At the end of the command, we can specify one or more file names or directory names to include in the JAR file.
To view the contents of the test.jar file, execute the following command:
jar tf test.jar
t indicates that we are interested in the table of contents of a JAR file.
The option f indicates that we are specifying the JAR file name, which is test.jar in this case.
The above command will generate the following output:
META-INF/ META-INF/MANIFEST.MF A.class B.class
jar command had automatically created two extra things for you: one directory called META-INF and a file named MANIFEST.MF in the META-INF directory.
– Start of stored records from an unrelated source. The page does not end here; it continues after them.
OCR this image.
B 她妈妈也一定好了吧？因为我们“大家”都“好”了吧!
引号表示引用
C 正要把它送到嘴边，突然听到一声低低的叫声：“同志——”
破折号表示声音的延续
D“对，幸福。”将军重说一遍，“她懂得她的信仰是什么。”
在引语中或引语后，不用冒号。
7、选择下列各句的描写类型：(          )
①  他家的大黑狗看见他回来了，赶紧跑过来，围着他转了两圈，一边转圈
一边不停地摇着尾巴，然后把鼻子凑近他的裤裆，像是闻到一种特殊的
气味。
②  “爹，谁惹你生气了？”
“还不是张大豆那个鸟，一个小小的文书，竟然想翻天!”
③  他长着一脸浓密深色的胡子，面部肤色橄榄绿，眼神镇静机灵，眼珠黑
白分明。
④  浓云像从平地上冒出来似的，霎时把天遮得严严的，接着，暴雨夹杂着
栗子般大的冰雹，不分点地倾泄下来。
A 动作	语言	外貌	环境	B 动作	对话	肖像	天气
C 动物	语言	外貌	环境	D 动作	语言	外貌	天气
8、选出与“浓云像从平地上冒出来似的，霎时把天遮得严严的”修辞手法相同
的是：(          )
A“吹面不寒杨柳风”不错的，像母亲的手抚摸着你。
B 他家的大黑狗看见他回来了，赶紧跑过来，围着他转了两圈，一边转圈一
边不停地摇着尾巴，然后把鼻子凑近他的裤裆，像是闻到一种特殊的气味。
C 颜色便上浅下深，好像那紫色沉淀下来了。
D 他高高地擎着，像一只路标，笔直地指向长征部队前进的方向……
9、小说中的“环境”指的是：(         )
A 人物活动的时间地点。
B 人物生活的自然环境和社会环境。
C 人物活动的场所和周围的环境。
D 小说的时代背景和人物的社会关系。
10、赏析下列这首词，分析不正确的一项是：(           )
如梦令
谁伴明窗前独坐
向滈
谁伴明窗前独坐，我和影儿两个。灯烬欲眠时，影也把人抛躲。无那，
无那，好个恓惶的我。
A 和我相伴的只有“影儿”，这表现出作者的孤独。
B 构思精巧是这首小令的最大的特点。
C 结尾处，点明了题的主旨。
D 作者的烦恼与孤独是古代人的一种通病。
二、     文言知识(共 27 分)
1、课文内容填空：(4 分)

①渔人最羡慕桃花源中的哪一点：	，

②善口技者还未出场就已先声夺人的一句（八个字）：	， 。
The following command will create a test.jar file by including everything in the current working directory.
jar cf test.jar *
The following command will create a JAR file with all class files in the book/archives directory and all images from the book/images directory.
jar cf test.jar book/archives/*.class book/images
We can specify a manifest file using the command-line option while creating a JAR file.
The manifest file is a text file that contains all manifest entries for your JAR file.
The manifest file must have a blank line at the end of the file. Otherwise, the last entry in the manifest file will not be processed.
The following command will use a manifest.txt file while creating test.jar file including all files and sub-directories in the current directory.
jar cfm test.jar manifest.txt *
The order of the options used in the above command matters. f occurs before m, we must specify the JAR file name, test.jar, before the manifest file name manifest.txt.
You can rewrite the above command as follows:
jar cmf manifest.txt test.jar *
Use the option u to update an existing JAR file entries or its manifest file.
The following command will add a C.class file to an existing test.jar file:
jar uf test.jar C.class
Suppose we have a test.jar file and we want to change the Main-Class entry in its manifest file to HelloWorld class. You can do that by using the following command:
jar ufe test.jar HelloWorld
In this command, the option u indicates that we are updating a JAR file; the option f indicates that we are specifying the JAR file name, which is test.jar, and the option e indicates that we are specifying the Main-Class entry's value as HelloWorld for the MANIFEST.MF file in test.jar file.
We can generate an index file for JAR file. It is used to speed up class loading.
We must use the option
i with the jar command in a separate command, after creating a JAR file.
jar i test.jar
This command will add a META-INF/INDEX.LIST file to the test.jar file. We can verify it by listing the table of contents of the test.jar file by using the following command:
jar tf test.jar
To extract all or some entries from a JAR file, use the option
x with the jar command.
To extract all entries from a test.jar file
jar xf test.jar
The option x extracts the entries from the JAR file.
The option f specifies the file name, which is test.jar.
The above command will extract all entries from test.jar file in the current working directory.
It will create the same directory structure as it exists in the test.jar file.
To extract individual entries from a JAR file, list them at the end of the command. The entries should be separated by a space.
The following command will extract A.class and book/HelloWorld.class entries from a test.jar file:
jar xf test.jar A.class book/HelloWorld.class
To extract all class files from a book directory, you can use the following command:
jar xf test.jar book/*.class
Use the option t with the jar command to list the table of contents of a JAR file on the standard output.